ORBITINDONESIA.COM – Langkah berani PT Eagle High Plantations Tbk (BWPT) dalam merombak jajaran manajemen bisa jadi penentu masa depan perusahaan sawit ini. Dalam Rapat Umum Pemegang Saham Luar Biasa, BWPT mengumumkan restrukturisasi yang bisa mengubah arah perusahaan.

BWPT, sebagai emiten perkebunan sawit, menghadapi tantangan besar dengan tingginya rasio utang berbunga yang mencapai Rp4,4 triliun. Kondisi ini menekan performa keuangan dan memerlukan tindakan strategis untuk menghindari risiko lebih lanjut. Perubahan struktur manajemen dianggap sebagai langkah awal dalam mengatasi masalah ini.

Riset dari Samuel Sekuritas mengindikasikan bahwa restrukturisasi neraca dan penguatan operasional adalah katalis utama untuk prospek jangka menengah hingga panjang BWPT. Dengan penurunan utang berbunga yang ditargetkan menjadi Rp2,9 triliun pada 2027, BWPT berencana menurunkan rasio net gearing dari 180 persen ke 73 persen, sebuah langkah yang dapat meningkatkan kesehatan finansial perusahaan.
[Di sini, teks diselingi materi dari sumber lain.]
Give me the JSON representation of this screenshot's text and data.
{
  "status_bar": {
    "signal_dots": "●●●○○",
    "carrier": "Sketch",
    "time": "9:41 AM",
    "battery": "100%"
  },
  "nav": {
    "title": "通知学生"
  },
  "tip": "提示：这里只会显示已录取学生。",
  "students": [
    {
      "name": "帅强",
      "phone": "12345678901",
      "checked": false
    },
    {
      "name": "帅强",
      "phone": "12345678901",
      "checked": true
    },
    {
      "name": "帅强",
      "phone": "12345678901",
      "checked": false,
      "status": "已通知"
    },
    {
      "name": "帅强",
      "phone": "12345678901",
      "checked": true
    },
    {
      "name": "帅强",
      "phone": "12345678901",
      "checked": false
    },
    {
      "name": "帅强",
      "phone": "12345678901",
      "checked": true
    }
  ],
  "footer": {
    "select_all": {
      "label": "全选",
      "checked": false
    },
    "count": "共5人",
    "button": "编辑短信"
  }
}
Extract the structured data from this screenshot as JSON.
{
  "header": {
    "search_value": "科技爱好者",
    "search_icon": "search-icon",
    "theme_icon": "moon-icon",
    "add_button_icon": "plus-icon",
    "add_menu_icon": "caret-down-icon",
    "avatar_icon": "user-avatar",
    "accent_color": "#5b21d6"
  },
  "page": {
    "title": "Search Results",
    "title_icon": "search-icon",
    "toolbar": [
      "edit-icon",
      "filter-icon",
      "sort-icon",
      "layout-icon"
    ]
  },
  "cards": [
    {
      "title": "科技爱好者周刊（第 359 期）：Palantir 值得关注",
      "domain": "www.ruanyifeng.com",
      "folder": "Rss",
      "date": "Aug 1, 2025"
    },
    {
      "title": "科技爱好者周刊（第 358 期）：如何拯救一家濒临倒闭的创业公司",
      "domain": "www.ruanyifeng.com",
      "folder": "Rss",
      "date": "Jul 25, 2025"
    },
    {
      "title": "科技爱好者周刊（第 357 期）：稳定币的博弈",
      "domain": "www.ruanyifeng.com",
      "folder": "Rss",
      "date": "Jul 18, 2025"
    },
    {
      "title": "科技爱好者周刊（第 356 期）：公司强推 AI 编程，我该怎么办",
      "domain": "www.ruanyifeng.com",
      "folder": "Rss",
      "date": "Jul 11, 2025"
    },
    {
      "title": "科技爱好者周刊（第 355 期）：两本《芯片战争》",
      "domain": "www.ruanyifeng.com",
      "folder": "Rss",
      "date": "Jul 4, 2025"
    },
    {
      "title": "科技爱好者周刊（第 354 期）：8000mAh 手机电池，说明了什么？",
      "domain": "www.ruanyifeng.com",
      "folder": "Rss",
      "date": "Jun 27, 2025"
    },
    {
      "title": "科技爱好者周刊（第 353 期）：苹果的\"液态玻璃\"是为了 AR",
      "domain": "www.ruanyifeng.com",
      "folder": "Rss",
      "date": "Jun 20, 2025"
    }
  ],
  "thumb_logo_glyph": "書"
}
Penunjukan manajemen baru, termasuk anggota dari FELDA, menandakan komitmen BWPT dalam memperbaiki struktur permodalan dan kinerja keuangan. Langkah ini tidak hanya menandai awal dari fase deleveraging tetapi juga menunjukkan upaya perusahaan untuk menciptakan struktur keuangan yang lebih berkelanjutan. Keberhasilan langkah ini dapat menjadi contoh bagi perusahaan lain yang menghadapi tantangan serupa.

Perubahan yang dilakukan BWPT adalah refleksi dari kebutuhan mendesak untuk adaptasi dan inovasi dalam lingkungan bisnis yang terus berubah. Pertanyaannya adalah, apakah langkah ini cukup untuk memastikan kesuksesan jangka panjang perusahaan? Atau, adakah strategi tambahan yang perlu diadopsi untuk memperkuat posisi BWPT di pasar global?